What publishers need to ask themselves is how much damage they are doing to their product by bringing in these (and many, many other) anti-writer policies in the name of the bottom line. The survival of these publications is obviously in everyone’s interest but I disagree profoundly with the implication that this can only happen at the cost of writers’ ability to make a living.

I mean, maybe I’m being naive but surely I’m not the first, last or only writer to change my preference away from those that take their time when it comes to paying?


  1. I’ve yet to cut someone out of the loop of potential clients because they’re late in paying. Some are slow, some prompt, and although I’ve noticed a few timelines getting longer, its predictable enough that I can plan for it.

    What I have done is not bother pitching some contacts any more because I know that even if they do say yes, the amount they pay will be so small its not worth my time – indeed I’d end up making a loss to do the piece.

    My main problem at the moment is generating new areas of work. I tend to get pigeon holed, and that in turns limits what I’m known for. Working on it.


  2. Nor have I but in my experience there’s even less predictability now than there was before, which is what really hurts you when you’ve bills to pay.

    I have in the past written off a publication because they do not pay well enough to make writing for them a profitable enterprise. Though it’s been a while since I’ve done that, largely because I’m now writing for the same circle of publications (though it’s a bigger one than it would have been in the past).

    As for new areas of work, I’m completely feeling the same on that. In the last year or so I’ve found myself squarely in ‘tech’, which I’m happy with. But I would like to write in other areas too; for example I’ve let my media writing go out the window.

    I’d love to do some more general features too but truth be told the ideas just aren’t coming to me.

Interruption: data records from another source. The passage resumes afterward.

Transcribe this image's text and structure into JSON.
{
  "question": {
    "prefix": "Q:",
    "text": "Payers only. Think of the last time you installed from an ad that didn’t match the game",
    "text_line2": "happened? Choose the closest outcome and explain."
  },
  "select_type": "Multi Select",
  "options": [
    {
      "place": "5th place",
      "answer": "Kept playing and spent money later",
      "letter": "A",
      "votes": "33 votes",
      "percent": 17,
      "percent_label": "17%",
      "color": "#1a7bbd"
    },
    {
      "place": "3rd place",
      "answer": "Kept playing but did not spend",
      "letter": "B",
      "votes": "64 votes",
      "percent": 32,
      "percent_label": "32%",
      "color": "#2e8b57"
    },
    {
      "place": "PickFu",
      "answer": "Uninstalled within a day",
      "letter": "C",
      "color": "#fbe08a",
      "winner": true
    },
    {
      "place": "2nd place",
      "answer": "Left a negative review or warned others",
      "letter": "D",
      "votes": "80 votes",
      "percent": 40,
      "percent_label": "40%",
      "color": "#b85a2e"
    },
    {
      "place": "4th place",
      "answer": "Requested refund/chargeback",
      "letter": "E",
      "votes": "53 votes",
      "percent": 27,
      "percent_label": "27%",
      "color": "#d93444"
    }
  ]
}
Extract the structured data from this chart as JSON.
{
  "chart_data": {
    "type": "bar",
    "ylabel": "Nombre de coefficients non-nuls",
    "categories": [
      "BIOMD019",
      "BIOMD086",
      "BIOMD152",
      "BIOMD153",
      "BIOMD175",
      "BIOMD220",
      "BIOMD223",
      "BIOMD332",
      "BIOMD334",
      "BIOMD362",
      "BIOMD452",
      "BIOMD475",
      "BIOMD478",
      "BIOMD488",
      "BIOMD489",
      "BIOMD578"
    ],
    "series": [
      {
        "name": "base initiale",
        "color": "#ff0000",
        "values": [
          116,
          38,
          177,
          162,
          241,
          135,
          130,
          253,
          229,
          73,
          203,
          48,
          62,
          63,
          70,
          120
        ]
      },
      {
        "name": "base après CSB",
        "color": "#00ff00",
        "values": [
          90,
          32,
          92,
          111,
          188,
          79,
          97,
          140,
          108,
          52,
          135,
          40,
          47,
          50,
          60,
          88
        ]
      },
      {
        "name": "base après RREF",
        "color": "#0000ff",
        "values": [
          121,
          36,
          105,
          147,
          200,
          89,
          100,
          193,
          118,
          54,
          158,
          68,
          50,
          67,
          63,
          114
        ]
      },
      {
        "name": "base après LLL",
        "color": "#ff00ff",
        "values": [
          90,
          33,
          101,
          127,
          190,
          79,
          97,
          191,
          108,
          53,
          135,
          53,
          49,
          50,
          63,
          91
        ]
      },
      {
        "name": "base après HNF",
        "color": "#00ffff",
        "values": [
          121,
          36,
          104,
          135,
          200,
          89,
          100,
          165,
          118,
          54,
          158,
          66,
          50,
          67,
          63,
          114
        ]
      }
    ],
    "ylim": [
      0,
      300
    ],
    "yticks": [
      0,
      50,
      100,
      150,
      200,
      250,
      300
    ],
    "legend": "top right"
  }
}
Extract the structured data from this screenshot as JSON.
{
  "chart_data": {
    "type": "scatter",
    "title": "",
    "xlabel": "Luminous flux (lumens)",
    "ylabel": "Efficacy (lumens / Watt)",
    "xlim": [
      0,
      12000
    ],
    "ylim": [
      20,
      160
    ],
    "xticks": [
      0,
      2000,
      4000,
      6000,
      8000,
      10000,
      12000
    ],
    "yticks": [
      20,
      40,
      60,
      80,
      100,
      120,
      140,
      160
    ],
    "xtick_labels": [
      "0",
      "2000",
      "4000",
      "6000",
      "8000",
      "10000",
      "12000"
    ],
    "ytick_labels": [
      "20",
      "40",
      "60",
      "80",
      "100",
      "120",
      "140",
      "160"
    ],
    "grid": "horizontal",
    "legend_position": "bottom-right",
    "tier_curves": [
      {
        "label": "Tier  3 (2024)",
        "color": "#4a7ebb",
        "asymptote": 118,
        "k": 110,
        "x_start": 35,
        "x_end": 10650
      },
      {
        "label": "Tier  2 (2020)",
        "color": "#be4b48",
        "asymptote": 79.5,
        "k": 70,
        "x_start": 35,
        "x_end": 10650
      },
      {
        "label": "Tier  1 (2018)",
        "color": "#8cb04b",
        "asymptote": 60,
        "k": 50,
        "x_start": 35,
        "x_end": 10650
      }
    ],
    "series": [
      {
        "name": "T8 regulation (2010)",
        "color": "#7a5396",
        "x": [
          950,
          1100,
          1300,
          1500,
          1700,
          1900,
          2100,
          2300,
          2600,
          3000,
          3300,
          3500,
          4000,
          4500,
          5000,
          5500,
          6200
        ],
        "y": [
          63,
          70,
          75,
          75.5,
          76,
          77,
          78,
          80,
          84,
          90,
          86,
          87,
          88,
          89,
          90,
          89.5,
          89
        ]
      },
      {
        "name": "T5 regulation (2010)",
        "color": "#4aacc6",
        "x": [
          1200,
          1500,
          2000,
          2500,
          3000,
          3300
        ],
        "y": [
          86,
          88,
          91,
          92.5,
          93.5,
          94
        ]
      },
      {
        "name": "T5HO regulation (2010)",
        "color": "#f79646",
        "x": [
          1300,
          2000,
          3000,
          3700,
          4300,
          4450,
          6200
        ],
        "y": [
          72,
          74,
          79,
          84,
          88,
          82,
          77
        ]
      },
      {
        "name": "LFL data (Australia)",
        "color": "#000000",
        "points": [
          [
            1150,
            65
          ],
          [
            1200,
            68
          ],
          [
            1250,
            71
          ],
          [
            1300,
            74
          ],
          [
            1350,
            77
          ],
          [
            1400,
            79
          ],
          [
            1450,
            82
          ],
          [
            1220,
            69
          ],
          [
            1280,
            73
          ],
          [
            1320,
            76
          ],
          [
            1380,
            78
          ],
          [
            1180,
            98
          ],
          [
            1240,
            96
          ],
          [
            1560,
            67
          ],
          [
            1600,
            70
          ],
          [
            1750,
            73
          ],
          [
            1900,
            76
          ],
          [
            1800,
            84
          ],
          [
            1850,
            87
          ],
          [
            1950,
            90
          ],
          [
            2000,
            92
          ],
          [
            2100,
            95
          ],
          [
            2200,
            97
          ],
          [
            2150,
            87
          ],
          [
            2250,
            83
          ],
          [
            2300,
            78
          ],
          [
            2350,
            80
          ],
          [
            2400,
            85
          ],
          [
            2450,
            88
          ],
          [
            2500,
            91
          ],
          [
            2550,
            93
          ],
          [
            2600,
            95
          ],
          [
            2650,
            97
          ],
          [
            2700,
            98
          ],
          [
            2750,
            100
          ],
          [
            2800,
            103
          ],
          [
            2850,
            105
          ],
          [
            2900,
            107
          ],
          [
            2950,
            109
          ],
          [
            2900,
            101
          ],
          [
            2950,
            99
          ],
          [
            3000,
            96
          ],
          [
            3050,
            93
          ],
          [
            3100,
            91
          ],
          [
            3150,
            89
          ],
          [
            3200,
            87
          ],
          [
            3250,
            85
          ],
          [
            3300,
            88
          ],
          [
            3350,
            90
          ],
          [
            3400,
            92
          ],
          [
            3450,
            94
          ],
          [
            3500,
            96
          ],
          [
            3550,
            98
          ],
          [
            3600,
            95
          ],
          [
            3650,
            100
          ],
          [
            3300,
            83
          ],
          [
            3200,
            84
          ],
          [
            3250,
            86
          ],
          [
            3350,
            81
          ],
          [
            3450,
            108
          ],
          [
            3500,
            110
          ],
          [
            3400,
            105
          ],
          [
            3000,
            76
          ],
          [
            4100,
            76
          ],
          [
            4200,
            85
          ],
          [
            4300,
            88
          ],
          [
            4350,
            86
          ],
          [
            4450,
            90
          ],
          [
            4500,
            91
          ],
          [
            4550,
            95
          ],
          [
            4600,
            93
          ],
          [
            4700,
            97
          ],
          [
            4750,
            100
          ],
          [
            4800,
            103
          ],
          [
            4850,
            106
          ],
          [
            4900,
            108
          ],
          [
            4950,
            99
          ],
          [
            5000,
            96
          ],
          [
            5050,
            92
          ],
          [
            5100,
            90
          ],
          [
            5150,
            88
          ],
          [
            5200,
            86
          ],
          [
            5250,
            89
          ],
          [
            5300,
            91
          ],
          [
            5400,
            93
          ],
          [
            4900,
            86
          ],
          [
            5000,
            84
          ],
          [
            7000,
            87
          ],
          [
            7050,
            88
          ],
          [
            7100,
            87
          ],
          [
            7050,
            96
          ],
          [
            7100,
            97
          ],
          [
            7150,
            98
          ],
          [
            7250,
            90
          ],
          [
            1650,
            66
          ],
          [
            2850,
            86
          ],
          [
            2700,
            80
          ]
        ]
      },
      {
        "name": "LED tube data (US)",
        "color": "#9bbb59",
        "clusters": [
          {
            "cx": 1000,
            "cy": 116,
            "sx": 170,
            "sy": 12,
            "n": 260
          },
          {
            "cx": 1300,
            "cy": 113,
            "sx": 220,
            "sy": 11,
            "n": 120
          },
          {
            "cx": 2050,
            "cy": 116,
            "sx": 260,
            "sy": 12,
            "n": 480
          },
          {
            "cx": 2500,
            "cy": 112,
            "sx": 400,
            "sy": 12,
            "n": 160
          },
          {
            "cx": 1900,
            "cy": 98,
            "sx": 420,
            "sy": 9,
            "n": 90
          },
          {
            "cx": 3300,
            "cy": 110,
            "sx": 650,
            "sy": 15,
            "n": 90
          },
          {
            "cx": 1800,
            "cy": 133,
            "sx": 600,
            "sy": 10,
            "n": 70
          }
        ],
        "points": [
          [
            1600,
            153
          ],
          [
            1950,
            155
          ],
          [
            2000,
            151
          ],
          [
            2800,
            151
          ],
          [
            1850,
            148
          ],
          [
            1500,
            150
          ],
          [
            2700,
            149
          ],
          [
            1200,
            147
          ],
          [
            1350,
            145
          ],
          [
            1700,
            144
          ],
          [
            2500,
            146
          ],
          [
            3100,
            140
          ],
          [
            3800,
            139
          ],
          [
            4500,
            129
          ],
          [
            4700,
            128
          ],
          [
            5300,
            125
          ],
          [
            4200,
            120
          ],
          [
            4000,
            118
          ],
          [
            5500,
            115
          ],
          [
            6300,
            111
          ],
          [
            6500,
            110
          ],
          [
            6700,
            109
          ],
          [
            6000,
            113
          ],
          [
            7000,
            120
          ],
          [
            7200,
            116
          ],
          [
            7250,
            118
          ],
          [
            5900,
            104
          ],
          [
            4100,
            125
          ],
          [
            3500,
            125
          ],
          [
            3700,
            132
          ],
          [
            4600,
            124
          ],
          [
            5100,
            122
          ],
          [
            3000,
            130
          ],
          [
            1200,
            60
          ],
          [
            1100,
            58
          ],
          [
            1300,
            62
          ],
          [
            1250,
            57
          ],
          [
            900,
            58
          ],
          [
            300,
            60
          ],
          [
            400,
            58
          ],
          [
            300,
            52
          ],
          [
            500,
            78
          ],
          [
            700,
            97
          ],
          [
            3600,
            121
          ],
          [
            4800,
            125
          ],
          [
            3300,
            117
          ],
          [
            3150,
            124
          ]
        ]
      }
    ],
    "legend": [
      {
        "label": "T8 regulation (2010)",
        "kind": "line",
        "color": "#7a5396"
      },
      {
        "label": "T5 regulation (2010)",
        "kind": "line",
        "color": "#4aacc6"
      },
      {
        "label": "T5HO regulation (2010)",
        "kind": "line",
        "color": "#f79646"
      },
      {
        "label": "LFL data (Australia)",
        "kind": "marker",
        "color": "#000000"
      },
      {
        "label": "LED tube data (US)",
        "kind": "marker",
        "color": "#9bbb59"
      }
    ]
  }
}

    The fact that I’m kept busying doing what I’m known for means that’s not a big deal, so it’s kind of a cycle.


  3. Adam,

    Great blog – and this is coming from someone who has had to cut a client out of the loop for the very reasons you cite (and another even more important reason: actually getting paid at all).

    I’m pretty sure that the ‘certain Irish newspaper’ you refer to is the one I have in mind when I say that some formerly reliable outlets have basically stopped paying – and that it is time freelancers named and shamed it (OK I’m not doing so here but I will elsewhere).

    I have written c. 15 features for this Irish national daily over the past 18 months and, to date, have only been paid for six of them. One of the out standing invoices dates all the way back to Jan 2009.

    I’ve found that editors in this paper were once sympathetic to this issue but, for obvious reasons, now ignore invoice-related emails (but still commissioned my pitches).

    Obviously I’ve stopped writing for this paper but getting money I’m owed is proving nigh-on impossible. This is an awful way to treat freelance staff, it would be great if, as a group, freelancers could agree not to work for non-paying clients (I know from an insider that I’m not the only freelancer not getting paid in full).